At the end of the novel, Unproductive Ted is dizzy and disoriented, yes, but maybe it’s because he can’t tell the difference between the little boys who terrorize him and Wrigley, who terrorizes the little boys.
Maybe after so many bad experiences with humans, a hand is simply a hand.
“Are you trying to say that Alex is no better than the boys who use violence to get what they want?” I say to June. “I already know that, okay? I’m not a fucking idiot.”
I’ve become quite fond of cursing.
Fuck.
Fuck.
Fuck.
Fuck.
Fuck.
“But how do you feel? You as Unproductive Ted. Unproductive Nanette, if you will. Your intelligence is not in question today. But your feelings—those are a bit more nebulous, to me at least.”
Nebulous.
I think of myself as some hazy, distant galaxy stretched across the night sky and then say, “Like I’ve been spun around on the back of my shell for too many years. I feel positively dizzy. As if life is a blur and the merry-go-round keeps spinning faster and faster. Sometimes it’s hard for me to hang on to the horse or pole. And I want to bite just about every fucking hand that extends toward me because I can no longer tell which are good and which are bad. Maybe like there isn’t good and bad anymore. Do you even know what I mean?”
This leads to a discussion about all the many people in my life—most of whom have not taken my feelings into consideration or “have failed to realize that underneath her ‘shell,’ Nanette is very vulnerable.” Which may be confusing to many because my “shell” has historically proved to be very strong. It protected me for eighteen years before it failed. June says, “Eighteen years is a long time. It’s your whole life. And maybe everyone just started to take that shell for granted. How could they have known that it wouldn’t hold forever? I’m not sure you even knew. Did you?”
I didn’t know. I laugh at that little epiphany. It feels good to laugh. I like the way June has turned my failure into an accomplishment using nothing more than words. At least she gives me credit for surviving the first eighteen years of my life. Credit lessens my desire to say fuck so much.
June suggests “something that may seem a little weird at first.” I’m asked to kill the I in my mind. At first, I think she’s suggesting that there is an eye or eyeball in my brain, but it turns out that June means the first-person I.
“We live in our heads, Nanette, which can be very scary places. We forget that we are not just an I, but a she and a you, too. We forget to see ourselves as others see us. For some people, the problem is narcissism—meaning they are selfish, too self-absorbed. But I think that your problem is that you are too selfless. You care about the needs of others more than you care about your own needs. You are strong for them even when it’s a detriment to your own well-being.”
“Then why would I have quit the soccer team when I was the leading scorer and everyone else wanted me to play?” I say, perhaps a bit too proudly. “I absolutely did that for myself.”

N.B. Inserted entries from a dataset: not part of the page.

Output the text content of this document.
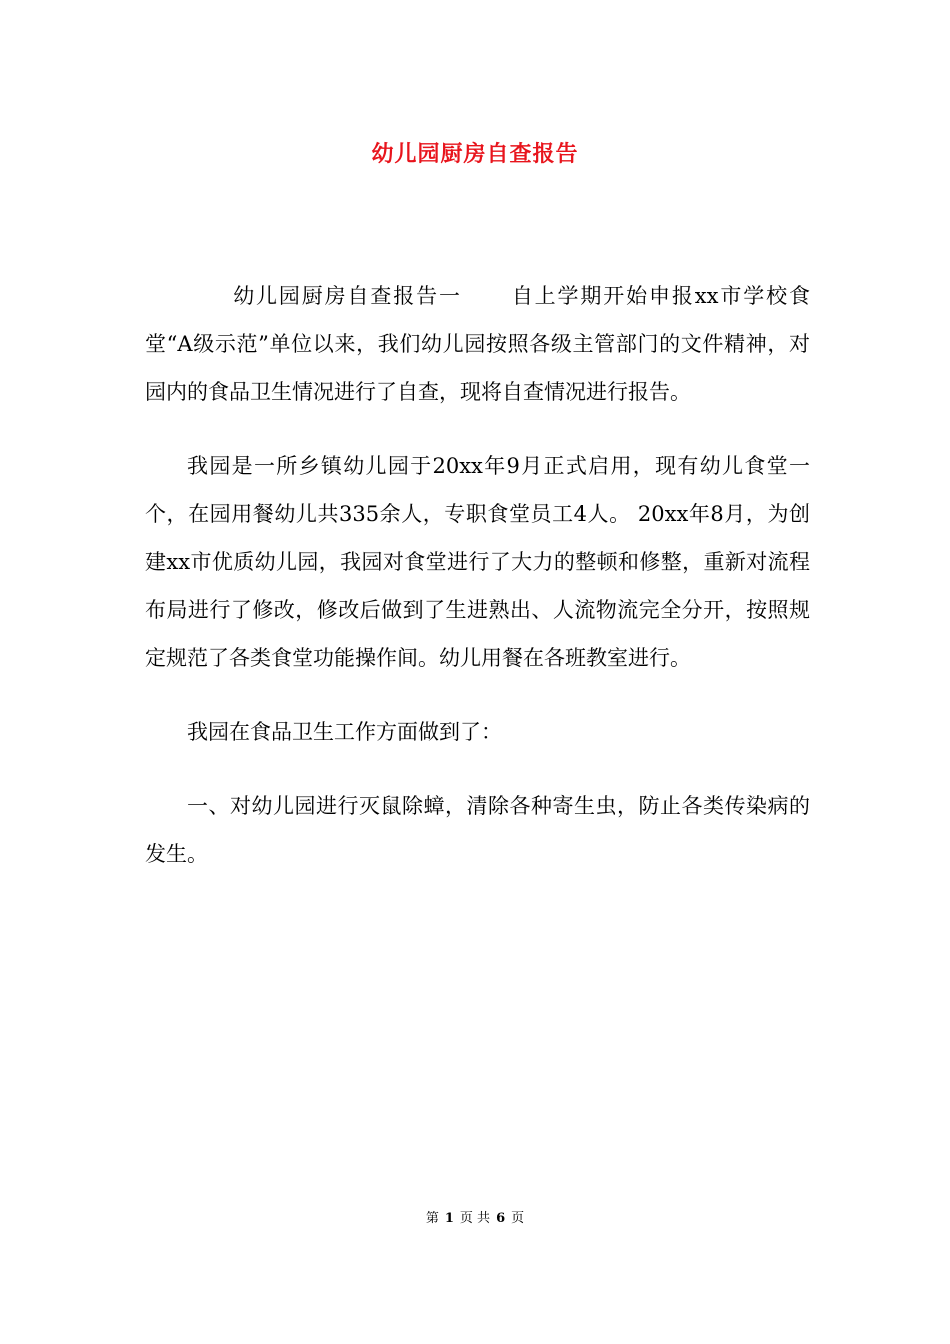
幼儿园厨房自查报告

幼儿园厨房自查报告一 自上学期开始申报xx市学校食堂“A级示范”单位以来，我们幼儿园按照各级主管部门的文件精神，对园内的食品卫生情况进行了自查，现将自查情况进行报告。

我园是一所乡镇幼儿园于20xx年9月正式启用，现有幼儿食堂一个，在园用餐幼儿共335余人，专职食堂员工4人。 20xx年8月，为创建xx市优质幼儿园，我园对食堂进行了大力的整顿和修整，重新对流程布局进行了修改，修改后做到了生进熟出、人流物流完全分开，按照规定规范了各类食堂功能操作间。幼儿用餐在各班教室进行。

我园在食品卫生工作方面做到了：

一、对幼儿园进行灭鼠除蟑，清除各种寄生虫，防止各类传染病的发生。

第 1 页 共 6 页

“Maybe you only quit when you were too exhausted to continue? Maybe you did what everyone else wanted you to do for so long by playing and scoring goals—you were so strong for others—that you finally just reached a breaking point and, well, you broke. And it was then—and only then—that you were able to quit. It wasn’t really a choice in the end, but like refusing to pay for your friends’ lunches only when you have run out of money. The cursing. The middle fingers in the air. Hardly evidence of a rational, measured decision. Much like Alex, who just started punching people. Do you find it odd that he gets himself sent to reform school just as soon as your relationship is blossoming? Just when you are about to end the mystery of The Bubblegum Reaper? A little self-sabotaging, maybe?”
It makes sense.
“And Booker, who published a masterpiece—got good reviews even in major papers—and then pulled his book from the shelves just a year later,” I say. “Same thing. So why am I pulled toward men who do this?”
“Maybe because you do it, too? Quitting soccer just before you are about to set a record. Deciding not to go to college just when you are about to receive a scholarship. See a pattern?”
I don’t like the pattern.
And I sort of hate June for seeing it first.
I feel like a big, dumb asshole.
“I want you to do an experiment,” June says, and then suggests that I should begin to think of myself in the third person—not as an I but as a she. “Nanette is very good at making decisions for other people. She clearly sees that Alex shouldn’t have done what he did. But when she is deciding for the first-person I, Nanette, she is much less sure. So why not live in the third person for a bit and see how that goes? See yourself as someone else. Refer to yourself as Nanette in your inner monologue—the words that run through your brain all day. Kill the I. Maybe begin to keep a diary in the third person, too. You are no longer me or I. You are she or Nanette.”
“I’ll give it a try, I guess. Or should I say, she’ll give it a try?”
“Nanette will give it a try,” June says. “Say it.”
Why the fuck not? I think, and then say, “Nanette will give it a try. Nanette will now exist in third person. Nanette O’Hare will only speak in third person. Nanette O’Hare will annoy the hell out of everyone by speaking in third person, which, come to think of it, just may give her great pleasure.”
June smiles. “Let’s see where it takes us.”